Blend: 50% Carignan, 35% Grenache, 15% Syrah
The AOC Corbières was created in 1985 and measures 23,000 hectares (56,810 acres). The appellation requires a minimum of two grapes in a wine blend. The co-op farms 350 hectares (868 acres) around the tiny hamlet of Embres et Castelmaure. The 760 parcels are inspected and the characteristics recorded on computer. Each parcel is supervised individually by a technician who dedicates his time to this task. They have re-learned to prune, plough, check yields, sort, select, with a permanent focus on the respect of the environment. All of the grapes are harvested by hand. In the cellar, vats hygiene, temperature control, ultramodern pressing contribute to a better expression of the terroir. The soil is made of schist, limestone, alluvial river wash and argilo-calcaire.
An extensive appellation producing a diverse selection of good quality and great values, Languedoc spans the Mediterranean coast from the Pyrenees mountains of Roussillon all the way to the Rhône Valley. Languedoc’s terrain is generally flat coastal plains, with a warm Mediterranean climate and frequent risk of drought.

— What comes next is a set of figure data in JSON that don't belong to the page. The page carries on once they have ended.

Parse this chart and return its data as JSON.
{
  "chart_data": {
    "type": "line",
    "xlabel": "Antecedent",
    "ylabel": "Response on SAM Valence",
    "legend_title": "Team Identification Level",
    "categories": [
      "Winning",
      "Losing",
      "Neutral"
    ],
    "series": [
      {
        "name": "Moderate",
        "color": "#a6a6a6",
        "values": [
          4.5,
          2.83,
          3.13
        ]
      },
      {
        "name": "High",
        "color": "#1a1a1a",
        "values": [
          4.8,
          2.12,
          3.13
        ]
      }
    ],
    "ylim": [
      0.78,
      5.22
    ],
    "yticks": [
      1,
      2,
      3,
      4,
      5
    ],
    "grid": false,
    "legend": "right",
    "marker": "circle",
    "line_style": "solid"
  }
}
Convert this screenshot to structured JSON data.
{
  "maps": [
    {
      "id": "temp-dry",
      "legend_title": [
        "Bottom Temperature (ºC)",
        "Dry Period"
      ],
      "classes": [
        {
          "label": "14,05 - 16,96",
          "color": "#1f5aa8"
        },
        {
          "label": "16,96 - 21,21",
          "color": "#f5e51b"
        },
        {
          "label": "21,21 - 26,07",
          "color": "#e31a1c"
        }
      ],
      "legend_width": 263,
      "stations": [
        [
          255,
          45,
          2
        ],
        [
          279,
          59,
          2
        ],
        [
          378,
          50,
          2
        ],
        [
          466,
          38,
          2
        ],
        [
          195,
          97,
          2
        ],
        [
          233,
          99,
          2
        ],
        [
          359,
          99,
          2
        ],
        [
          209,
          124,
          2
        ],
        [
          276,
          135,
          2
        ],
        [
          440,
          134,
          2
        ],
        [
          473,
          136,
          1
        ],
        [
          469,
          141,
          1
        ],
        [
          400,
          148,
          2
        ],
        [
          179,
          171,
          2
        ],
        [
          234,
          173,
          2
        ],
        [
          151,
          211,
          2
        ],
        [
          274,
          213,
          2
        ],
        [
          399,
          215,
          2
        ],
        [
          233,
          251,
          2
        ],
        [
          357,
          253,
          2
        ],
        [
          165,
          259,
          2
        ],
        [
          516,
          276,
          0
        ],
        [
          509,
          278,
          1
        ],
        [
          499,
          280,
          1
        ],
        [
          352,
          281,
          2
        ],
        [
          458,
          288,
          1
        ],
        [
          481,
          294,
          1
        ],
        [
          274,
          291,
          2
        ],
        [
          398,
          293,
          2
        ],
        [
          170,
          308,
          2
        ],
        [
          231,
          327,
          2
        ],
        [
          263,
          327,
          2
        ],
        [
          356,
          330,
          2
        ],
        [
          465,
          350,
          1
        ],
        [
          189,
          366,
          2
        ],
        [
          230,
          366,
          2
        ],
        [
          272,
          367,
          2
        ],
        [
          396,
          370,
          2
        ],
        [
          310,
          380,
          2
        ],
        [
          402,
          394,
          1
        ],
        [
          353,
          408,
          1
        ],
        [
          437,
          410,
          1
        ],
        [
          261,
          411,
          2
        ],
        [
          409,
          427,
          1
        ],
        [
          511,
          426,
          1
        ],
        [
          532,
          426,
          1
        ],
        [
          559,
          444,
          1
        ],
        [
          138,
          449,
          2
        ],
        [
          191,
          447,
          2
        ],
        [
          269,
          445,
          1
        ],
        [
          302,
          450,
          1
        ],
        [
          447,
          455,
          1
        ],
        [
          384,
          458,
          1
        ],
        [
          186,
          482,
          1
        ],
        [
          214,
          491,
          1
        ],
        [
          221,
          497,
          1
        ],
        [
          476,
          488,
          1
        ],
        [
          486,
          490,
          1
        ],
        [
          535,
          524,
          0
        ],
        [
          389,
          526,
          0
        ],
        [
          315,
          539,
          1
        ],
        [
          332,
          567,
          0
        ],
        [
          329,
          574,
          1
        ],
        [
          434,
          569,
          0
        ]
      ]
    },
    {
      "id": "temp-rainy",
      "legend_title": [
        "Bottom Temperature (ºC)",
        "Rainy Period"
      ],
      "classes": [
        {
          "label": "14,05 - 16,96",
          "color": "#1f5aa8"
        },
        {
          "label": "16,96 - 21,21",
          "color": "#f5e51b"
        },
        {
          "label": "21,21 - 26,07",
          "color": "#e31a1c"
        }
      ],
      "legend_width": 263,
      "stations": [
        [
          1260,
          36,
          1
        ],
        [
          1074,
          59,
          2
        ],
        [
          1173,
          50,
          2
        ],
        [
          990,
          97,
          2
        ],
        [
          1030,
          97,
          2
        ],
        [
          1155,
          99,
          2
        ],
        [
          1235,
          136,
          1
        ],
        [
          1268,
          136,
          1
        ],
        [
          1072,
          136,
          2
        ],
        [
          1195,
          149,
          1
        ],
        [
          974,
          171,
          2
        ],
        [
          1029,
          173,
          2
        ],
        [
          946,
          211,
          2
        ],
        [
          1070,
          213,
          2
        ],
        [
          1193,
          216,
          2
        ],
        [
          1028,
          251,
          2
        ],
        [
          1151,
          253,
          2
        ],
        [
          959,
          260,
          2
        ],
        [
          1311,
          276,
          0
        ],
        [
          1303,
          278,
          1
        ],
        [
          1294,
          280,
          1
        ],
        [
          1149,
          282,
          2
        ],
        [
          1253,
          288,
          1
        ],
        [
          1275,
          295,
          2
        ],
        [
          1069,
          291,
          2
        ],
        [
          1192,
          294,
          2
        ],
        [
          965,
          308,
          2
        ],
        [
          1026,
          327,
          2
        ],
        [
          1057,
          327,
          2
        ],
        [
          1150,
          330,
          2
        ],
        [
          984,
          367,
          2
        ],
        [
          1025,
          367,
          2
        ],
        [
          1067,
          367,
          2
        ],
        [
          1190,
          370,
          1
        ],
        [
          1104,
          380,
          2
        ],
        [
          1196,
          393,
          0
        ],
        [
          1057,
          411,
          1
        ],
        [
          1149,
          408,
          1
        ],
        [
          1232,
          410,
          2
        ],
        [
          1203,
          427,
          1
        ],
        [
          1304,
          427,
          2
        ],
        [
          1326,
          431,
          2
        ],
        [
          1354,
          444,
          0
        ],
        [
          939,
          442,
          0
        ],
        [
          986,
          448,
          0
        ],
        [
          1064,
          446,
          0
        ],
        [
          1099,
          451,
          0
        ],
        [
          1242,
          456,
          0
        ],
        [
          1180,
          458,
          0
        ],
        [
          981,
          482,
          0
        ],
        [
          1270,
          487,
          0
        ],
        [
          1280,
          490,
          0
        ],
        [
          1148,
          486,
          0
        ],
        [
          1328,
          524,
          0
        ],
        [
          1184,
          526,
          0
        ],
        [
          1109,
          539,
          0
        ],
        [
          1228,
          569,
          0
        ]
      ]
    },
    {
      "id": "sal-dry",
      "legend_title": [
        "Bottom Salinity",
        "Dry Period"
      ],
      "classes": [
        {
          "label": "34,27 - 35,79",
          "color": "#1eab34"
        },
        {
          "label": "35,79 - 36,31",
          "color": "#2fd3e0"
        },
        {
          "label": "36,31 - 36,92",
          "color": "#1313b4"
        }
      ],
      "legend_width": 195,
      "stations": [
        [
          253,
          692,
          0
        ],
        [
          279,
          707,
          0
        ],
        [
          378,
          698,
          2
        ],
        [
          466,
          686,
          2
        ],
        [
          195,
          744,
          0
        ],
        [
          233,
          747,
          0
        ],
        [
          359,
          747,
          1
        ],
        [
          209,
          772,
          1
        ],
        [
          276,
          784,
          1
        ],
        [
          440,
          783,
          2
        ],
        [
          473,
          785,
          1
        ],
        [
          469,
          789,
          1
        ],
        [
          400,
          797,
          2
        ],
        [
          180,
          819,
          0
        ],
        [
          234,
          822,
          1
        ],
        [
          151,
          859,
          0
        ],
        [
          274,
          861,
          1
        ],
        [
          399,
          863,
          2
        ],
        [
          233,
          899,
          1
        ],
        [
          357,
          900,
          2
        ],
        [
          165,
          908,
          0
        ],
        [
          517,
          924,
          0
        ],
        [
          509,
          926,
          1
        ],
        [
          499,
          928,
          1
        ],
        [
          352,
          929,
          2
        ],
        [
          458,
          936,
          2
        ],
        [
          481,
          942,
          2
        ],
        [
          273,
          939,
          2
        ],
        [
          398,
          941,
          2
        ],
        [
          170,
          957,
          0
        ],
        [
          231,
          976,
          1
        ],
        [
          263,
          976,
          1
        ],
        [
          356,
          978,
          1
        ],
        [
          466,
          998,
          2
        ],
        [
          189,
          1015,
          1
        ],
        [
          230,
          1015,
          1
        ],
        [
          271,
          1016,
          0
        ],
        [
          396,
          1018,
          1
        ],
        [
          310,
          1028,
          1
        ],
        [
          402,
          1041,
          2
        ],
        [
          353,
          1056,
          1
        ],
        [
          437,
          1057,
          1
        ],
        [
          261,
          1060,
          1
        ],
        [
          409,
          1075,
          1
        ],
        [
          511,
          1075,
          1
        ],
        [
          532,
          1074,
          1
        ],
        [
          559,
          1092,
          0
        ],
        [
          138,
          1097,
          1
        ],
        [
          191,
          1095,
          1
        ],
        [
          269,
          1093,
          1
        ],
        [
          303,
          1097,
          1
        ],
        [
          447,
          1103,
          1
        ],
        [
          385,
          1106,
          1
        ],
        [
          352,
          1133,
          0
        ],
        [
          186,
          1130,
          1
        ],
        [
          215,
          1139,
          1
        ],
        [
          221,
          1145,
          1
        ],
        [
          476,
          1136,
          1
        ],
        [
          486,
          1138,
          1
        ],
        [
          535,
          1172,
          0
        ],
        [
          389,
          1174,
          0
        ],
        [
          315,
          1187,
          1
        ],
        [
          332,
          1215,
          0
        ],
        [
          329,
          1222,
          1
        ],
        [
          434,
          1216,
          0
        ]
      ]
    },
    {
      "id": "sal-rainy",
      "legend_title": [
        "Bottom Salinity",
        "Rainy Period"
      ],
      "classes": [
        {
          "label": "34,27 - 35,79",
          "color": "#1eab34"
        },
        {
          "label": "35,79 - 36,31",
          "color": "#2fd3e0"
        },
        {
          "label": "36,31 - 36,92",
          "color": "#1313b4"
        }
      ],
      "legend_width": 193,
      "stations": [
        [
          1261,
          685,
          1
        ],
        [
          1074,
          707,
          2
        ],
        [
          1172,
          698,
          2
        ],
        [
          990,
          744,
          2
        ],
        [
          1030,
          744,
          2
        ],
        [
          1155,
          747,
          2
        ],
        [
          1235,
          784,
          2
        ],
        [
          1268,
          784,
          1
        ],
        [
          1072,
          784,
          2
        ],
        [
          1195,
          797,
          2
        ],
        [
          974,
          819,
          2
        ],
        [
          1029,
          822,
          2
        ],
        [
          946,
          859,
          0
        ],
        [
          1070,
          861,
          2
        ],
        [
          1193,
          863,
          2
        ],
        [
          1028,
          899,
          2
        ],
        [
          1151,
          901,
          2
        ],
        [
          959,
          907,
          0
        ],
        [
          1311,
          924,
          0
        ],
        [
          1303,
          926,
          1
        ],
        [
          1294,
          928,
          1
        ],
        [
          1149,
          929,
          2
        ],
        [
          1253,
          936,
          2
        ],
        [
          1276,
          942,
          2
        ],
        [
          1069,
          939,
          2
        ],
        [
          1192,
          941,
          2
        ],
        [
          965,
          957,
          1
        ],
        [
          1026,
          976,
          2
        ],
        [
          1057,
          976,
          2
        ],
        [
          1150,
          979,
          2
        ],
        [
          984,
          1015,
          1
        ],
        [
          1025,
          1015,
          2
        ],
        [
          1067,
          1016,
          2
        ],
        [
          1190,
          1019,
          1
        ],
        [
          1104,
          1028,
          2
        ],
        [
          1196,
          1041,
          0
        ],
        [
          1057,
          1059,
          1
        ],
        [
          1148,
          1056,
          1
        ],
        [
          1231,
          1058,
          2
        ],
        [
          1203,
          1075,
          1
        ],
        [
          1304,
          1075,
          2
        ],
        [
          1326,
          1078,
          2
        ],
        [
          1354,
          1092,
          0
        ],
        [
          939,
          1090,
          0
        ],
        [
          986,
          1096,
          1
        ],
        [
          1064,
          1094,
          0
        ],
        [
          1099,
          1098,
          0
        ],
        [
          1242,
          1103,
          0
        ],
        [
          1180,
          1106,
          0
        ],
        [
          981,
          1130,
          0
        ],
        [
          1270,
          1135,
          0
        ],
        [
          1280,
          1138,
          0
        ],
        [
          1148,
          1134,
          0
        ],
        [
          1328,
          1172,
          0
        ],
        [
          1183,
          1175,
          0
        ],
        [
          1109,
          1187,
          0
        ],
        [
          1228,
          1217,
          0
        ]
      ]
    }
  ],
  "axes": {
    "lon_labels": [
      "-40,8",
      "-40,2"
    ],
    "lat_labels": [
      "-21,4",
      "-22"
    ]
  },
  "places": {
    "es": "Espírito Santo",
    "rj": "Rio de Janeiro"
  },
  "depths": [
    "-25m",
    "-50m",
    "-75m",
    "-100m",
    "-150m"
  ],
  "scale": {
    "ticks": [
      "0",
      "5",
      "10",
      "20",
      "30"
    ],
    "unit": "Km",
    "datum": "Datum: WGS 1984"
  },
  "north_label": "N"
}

Virtually every style of wine is made in this expansive region. Most dry wines are blends with varietal choice strongly influenced by the neighboring Rhône Valley. For reds and rosés, the primary grapes include Grenache, Syrah, Carignan, Cinsault and Mourvèdre. White varieties include Grenache Blanc, Muscat, Ugni Blanc, Vermentino, Macabéo, Clairette, Piquepoul and Bourbelenc.
International varieties are also planted in large numbers here, in particular Chardonnay, Sauvignon Blanc and Cabernet Sauvignon.
The key region for sparkling wines here is Limoux, where Blanquette de Limoux is believed to have been the first sparkling wine made in France, even before Champagne. Crémant de Limoux is produced in a more modern style.
With bold fruit flavors and accents of sweet spice, Grenache, Syrah and Mourvèdre form the base of the classic Rhône Red Blend, while Carignan, Cinsault and Counoise often come in to play. Though they originated from France’s southern Rhône Valley, with some creative interpretation, Rhône blends have also become popular in other countries. Somm Secret—Putting their own local spin on the Rhône Red Blend, those from Priorat often include Merlot and Cabernet Sauvignon. In California, it is not uncommon to see Petite Sirah make an appearance.